Abstract
This paper is set in the high-order finite-difference discretization of the Reynolds-averaged Navier-Stokes (RANS) equations, which are coupled with the turbulence model equations. Three alternative scale-providing variables for the specific dissipation rate (ω) are implemented in the framework of the Reynolds stress model (RSM) for improving its robustness.
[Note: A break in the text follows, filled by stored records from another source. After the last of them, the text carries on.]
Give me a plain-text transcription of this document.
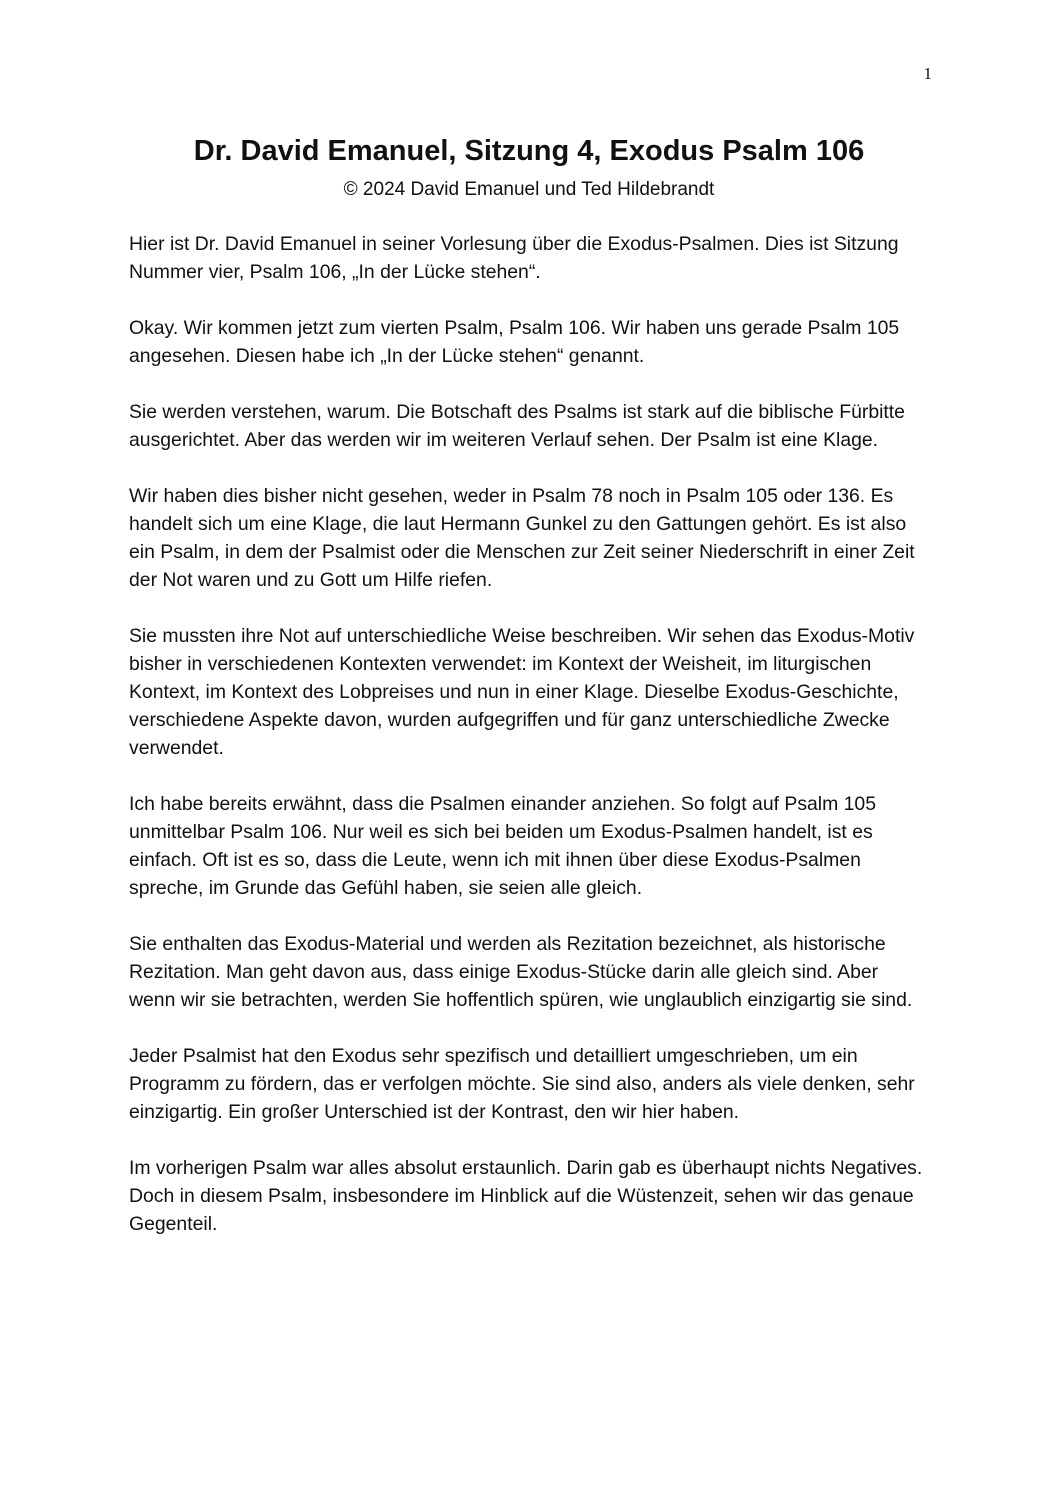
1
Dr. David Emanuel, Sitzung 4, Exodus Psalm 106
© 2024 David Emanuel und Ted Hildebrandt

Hier ist Dr. David Emanuel in seiner Vorlesung über die Exodus-Psalmen. Dies ist Sitzung Nummer vier, Psalm 106, „In der Lücke stehen“.

Okay. Wir kommen jetzt zum vierten Psalm, Psalm 106. Wir haben uns gerade Psalm 105 angesehen. Diesen habe ich „In der Lücke stehen“ genannt.

Sie werden verstehen, warum. Die Botschaft des Psalms ist stark auf die biblische Fürbitte ausgerichtet. Aber das werden wir im weiteren Verlauf sehen. Der Psalm ist eine Klage.

Wir haben dies bisher nicht gesehen, weder in Psalm 78 noch in Psalm 105 oder 136. Es handelt sich um eine Klage, die laut Hermann Gunkel zu den Gattungen gehört. Es ist also ein Psalm, in dem der Psalmist oder die Menschen zur Zeit seiner Niederschrift in einer Zeit der Not waren und zu Gott um Hilfe riefen.

Sie mussten ihre Not auf unterschiedliche Weise beschreiben. Wir sehen das Exodus-Motiv bisher in verschiedenen Kontexten verwendet: im Kontext der Weisheit, im liturgischen Kontext, im Kontext des Lobpreises und nun in einer Klage. Dieselbe Exodus-Geschichte, verschiedene Aspekte davon, wurden aufgegriffen und für ganz unterschiedliche Zwecke verwendet.

Ich habe bereits erwähnt, dass die Psalmen einander anziehen. So folgt auf Psalm 105 unmittelbar Psalm 106. Nur weil es sich bei beiden um Exodus-Psalmen handelt, ist es einfach. Oft ist es so, dass die Leute, wenn ich mit ihnen über diese Exodus-Psalmen spreche, im Grunde das Gefühl haben, sie seien alle gleich.

Sie enthalten das Exodus-Material und werden als Rezitation bezeichnet, als historische Rezitation. Man geht davon aus, dass einige Exodus-Stücke darin alle gleich sind. Aber wenn wir sie betrachten, werden Sie hoffentlich spüren, wie unglaublich einzigartig sie sind.

Jeder Psalmist hat den Exodus sehr spezifisch und detailliert umgeschrieben, um ein Programm zu fördern, das er verfolgen möchte. Sie sind also, anders als viele denken, sehr einzigartig. Ein großer Unterschied ist der Kontrast, den wir hier haben.

Im vorherigen Psalm war alles absolut erstaunlich. Darin gab es überhaupt nichts Negatives. Doch in diesem Psalm, insbesondere im Hinblick auf die Wüstenzeit, sehen wir das genaue Gegenteil.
Specifically, \(g\left( { = 1/\sqrt \omega } \right)\) has natural boundary conditions and reduced spatial gradients, and a new numerical constraint is imposed on it; \(\tilde \omega \left( { = \ln \omega } \right)\) can preserve positivity and also has reduced spatial gradients; the eddy viscosity νt also has natural boundary conditions and its equation is improved in this work. The solution polynomials of the mean-flow and turbulence-model equations are both reconstructed by the weighted compact nonlinear scheme (WCNS). Moreover, several numerical techniques are introduced to improve the numerical stability of the equation system. A range of canonical as well as industrial turbulent flows are simulated to assess the accuracy and robustness of the scale-transformed models. Numerical results show that the scale-transformed models have significantly improved robustness compared to the ω model and still keep the characteristics of RSM. Therefore, the high-order discretization of the RANS and RSM equations, which number 12 in total, can be successfully achieved.
摘要
本文的背景是对耦合湍流模型方程的雷诺平均Navier-Stokes (RANS)方程进行高阶有限差分离散. 为提高鲁棒性, 在雷诺应力模型(RSM)的框架中实现了三个比耗散率(ω)的替代尺度提供变量. 具体来说, \(g\left( { = 1/\sqrt \omega } \right)\) 具有自然边界条件和较小的空间梯度, 并对其施加了新的数值约束; \(\tilde \omega \left( { = \ln \omega } \right)\) 具有保正性, 同时也减少了空间梯度; 涡黏性νt 也有自然边界条件, 并本文中对其方程进行了改进. 平均流动方程和湍流模型方程的解多项式均由加权紧致非线性格式(WCNS)重构. 此外, 还引入了几种数值技术来提高方程组的数值稳定性. 对一系列规范和工业湍流开展模拟以评估尺度转换后模型的准确性和鲁棒性. 数值结果表明, 尺度转换后的模型与ω模型相比具有显着提高的鲁棒性, 并且仍然保持RSM的特征. 因此得以成功实现总数12个方程的RANS和RSM的高阶离散.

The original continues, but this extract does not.